La vieille boutique.
Devant les volets baissés de la vieille boutique, non loin de l'entrée principale de l'école (Ecole de Sorèze, voir album de photos), le vieux petit garçon, laissa envahir sa mémoire d'un doux souvenir.
Elle n'a jamais autant brillé sous le soleil. Toujours et à jamais gravée, mouillée de la pluie glacée de l'hiver ou tout au moins dans la grisaille humide du Lauraguais, sa vitrine lumineuse sur laquelle s'écrasaient les petits nez , offrait à chacun des élèves, quelques minutes de rêve. Y trônaient les jouets les plus merveilleux... Cette moto rouge à friction juste devant, et là toute la série des cyclistes du Tour de France. Sur leurs boites jaunes, les derniers modèles de voitures Dinky Toys avec des pneus en caoutchouc. Quelques soldats de plomb suivant leur porte-drapeau et ici l'objet de toute ma convoitise, ce petit canon fidèlement reproduit.
Ah qu'il était beau ce canon, avec son double affût, levant sa bouche prête à hurler.
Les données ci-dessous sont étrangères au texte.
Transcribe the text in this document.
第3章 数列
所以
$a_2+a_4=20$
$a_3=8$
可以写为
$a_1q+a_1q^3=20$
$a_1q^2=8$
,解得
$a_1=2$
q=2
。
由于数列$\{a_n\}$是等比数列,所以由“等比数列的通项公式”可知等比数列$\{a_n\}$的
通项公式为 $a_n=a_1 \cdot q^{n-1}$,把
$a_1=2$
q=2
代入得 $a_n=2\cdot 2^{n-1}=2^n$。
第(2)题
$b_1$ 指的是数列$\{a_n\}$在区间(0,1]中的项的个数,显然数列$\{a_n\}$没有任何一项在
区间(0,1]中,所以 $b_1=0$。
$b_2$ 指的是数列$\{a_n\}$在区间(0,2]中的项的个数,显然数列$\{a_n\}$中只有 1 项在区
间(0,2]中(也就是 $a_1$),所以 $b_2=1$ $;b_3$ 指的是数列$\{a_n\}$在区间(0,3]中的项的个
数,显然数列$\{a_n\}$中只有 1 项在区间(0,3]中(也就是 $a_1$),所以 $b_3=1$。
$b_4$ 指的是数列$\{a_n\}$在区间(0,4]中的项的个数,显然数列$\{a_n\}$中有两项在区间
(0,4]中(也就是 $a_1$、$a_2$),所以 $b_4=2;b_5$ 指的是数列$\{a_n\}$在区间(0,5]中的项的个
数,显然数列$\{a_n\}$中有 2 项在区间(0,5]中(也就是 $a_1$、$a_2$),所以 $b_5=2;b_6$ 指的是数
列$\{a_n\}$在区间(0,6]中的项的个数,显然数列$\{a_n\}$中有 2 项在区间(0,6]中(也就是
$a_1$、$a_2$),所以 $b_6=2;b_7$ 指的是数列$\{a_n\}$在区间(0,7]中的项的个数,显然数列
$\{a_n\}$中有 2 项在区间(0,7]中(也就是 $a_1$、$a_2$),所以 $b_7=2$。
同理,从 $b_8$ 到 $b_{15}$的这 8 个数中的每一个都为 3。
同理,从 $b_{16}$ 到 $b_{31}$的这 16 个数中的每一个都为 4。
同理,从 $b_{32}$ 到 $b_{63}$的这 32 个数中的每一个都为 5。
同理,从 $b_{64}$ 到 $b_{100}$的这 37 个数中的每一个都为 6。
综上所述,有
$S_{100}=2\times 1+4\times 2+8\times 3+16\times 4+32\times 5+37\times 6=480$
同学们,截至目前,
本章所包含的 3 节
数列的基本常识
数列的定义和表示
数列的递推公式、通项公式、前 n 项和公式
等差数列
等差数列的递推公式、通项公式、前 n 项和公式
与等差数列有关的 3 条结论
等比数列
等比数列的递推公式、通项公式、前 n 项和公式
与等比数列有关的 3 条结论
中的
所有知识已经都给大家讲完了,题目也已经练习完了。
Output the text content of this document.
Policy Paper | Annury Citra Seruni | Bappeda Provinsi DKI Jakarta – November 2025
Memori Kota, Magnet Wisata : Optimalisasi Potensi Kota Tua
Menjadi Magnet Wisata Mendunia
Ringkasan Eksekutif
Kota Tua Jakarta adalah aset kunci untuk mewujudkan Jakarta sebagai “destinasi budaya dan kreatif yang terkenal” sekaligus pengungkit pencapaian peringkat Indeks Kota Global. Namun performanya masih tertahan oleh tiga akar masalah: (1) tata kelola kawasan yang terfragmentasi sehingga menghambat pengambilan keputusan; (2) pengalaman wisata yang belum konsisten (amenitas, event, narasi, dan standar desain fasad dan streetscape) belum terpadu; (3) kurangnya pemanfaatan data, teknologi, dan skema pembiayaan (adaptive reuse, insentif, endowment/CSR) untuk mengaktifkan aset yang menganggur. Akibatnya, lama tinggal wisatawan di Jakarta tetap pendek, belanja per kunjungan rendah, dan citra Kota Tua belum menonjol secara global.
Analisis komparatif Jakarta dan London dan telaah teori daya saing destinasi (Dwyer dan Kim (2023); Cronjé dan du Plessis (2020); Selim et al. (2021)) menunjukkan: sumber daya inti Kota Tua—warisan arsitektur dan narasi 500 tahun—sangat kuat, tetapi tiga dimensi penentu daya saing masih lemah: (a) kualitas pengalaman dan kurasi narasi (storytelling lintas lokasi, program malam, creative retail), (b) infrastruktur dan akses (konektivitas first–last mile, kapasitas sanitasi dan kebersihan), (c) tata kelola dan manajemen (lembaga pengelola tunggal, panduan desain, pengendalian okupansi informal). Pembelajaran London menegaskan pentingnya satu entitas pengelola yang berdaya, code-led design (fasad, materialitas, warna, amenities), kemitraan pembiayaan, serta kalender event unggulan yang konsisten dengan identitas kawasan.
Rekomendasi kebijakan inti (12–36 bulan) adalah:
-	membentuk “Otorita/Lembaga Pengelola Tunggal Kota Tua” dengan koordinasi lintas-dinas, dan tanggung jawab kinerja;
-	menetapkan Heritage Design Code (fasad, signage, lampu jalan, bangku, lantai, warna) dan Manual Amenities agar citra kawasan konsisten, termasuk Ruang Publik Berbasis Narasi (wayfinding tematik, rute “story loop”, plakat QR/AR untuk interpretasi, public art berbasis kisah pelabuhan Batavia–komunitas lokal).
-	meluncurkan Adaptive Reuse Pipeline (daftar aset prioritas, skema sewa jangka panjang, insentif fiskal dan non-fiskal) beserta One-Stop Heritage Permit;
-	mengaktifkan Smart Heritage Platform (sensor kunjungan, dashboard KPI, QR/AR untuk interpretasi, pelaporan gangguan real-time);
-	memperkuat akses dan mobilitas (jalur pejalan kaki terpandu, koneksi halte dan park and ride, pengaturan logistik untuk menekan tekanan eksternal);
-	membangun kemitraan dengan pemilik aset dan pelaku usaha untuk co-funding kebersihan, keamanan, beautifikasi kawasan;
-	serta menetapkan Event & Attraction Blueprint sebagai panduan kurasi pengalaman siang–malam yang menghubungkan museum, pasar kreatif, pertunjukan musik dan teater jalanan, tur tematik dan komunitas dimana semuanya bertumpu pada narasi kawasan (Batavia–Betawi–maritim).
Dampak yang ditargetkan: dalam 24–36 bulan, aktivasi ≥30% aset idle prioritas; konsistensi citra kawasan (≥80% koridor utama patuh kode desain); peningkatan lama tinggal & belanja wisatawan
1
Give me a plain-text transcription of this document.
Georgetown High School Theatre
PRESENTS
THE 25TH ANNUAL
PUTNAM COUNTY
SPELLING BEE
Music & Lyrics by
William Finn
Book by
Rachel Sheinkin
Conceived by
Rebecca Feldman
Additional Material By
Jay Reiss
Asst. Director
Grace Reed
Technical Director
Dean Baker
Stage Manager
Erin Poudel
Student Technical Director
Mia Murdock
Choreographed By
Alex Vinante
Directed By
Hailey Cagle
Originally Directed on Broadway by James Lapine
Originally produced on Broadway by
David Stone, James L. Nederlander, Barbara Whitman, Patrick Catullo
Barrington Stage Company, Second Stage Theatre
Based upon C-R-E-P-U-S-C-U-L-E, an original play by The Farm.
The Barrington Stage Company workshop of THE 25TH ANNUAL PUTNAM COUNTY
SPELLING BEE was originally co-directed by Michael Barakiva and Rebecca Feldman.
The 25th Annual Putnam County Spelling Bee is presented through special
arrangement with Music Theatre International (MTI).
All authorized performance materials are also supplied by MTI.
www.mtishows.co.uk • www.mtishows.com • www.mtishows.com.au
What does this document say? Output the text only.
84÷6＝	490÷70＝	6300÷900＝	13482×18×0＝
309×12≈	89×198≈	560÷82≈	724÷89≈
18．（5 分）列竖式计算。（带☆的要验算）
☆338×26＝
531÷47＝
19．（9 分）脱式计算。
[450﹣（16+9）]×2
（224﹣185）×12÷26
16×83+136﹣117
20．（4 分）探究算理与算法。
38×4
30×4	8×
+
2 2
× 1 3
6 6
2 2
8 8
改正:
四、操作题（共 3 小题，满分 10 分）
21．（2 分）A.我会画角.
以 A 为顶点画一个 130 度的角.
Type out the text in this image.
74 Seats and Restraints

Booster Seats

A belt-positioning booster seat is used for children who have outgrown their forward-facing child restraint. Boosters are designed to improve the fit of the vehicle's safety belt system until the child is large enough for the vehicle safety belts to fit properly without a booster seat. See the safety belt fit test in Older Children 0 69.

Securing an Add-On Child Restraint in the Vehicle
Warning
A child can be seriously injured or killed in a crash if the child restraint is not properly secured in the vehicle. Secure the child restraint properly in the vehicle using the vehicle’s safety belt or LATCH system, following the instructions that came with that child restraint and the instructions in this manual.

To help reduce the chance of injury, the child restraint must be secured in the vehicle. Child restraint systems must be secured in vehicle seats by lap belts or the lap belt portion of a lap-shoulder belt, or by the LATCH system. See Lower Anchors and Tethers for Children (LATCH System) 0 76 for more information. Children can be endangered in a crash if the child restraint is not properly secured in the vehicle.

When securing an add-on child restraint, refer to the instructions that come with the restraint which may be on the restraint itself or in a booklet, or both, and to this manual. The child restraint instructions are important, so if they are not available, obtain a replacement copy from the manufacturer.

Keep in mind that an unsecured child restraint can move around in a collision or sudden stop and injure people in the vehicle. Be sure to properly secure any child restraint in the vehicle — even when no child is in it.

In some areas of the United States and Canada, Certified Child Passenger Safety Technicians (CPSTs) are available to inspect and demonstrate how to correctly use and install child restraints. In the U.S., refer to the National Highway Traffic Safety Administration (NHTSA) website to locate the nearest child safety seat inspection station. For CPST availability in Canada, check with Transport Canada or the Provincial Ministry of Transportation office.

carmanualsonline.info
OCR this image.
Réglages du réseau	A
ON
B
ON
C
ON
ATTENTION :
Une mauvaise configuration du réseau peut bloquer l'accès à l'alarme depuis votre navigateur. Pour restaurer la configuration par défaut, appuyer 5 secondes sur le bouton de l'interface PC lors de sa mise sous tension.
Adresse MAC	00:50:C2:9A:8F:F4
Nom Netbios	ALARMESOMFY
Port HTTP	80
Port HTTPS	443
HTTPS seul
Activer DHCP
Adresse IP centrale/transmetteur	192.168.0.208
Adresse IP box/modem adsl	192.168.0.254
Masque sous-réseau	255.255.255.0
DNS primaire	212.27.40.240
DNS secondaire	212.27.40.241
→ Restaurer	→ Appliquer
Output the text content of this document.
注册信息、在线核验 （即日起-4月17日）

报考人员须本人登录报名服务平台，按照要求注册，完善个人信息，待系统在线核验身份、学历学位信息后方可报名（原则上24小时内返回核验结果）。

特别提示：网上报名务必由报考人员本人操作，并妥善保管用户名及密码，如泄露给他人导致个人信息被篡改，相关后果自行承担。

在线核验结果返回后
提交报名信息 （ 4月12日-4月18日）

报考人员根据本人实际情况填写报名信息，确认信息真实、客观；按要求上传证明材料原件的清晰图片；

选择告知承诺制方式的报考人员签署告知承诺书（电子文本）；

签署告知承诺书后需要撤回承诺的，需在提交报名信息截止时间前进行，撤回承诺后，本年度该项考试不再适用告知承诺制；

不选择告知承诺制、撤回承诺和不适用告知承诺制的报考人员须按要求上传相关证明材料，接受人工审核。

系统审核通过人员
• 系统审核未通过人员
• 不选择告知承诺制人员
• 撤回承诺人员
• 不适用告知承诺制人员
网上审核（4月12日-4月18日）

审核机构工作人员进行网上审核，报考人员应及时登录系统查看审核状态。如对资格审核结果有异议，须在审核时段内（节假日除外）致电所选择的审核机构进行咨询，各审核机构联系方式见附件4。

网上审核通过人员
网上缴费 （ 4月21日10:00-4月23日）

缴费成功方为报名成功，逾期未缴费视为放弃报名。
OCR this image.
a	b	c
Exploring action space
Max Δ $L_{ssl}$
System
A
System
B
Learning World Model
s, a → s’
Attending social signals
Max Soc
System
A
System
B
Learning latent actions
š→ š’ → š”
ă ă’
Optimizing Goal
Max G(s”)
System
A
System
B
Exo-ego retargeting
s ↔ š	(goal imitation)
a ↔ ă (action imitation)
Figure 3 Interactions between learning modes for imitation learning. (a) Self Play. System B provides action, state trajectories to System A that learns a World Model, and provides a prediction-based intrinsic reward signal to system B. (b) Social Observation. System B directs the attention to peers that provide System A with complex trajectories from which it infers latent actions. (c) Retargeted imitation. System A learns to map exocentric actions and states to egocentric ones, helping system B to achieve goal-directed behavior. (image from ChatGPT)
Je m'étais bien sûr enhardi en poussant la porte sur un tintement de grelots, la vieille dame m'avait donné le prix du jouet, d'un air sans doute fatiguée de le répéter tant l'objet avait d'admirateurs... La petite fortune pour les enfants que nous étions faisait monter la fièvre de posséder cet engin de puissance, même si ce n'était que son modèle réduit.
Pendant combien de nuit, ce jouet a-t-il fait partie de mes rêves ? Ce dont je me souviens, c'est qu'il fallut me défaire d'un de mes timbres les plus beaux d'Algérie, son emplacement est resté longtemps vide dans mon classeur. Mais il m'a procuré les quelques derniers sous manquants.
Tout fier, un jeudi après-midi au retour de la promenade sur les bords du Lac de Saint Ferréol, sous les regards admiratifs de mes camarades, je rentrai dans le vieux magasin, faisant sonner dans ma tête un milier de grelots et posai sur le comptoir un bon poids de monnaie au centime près.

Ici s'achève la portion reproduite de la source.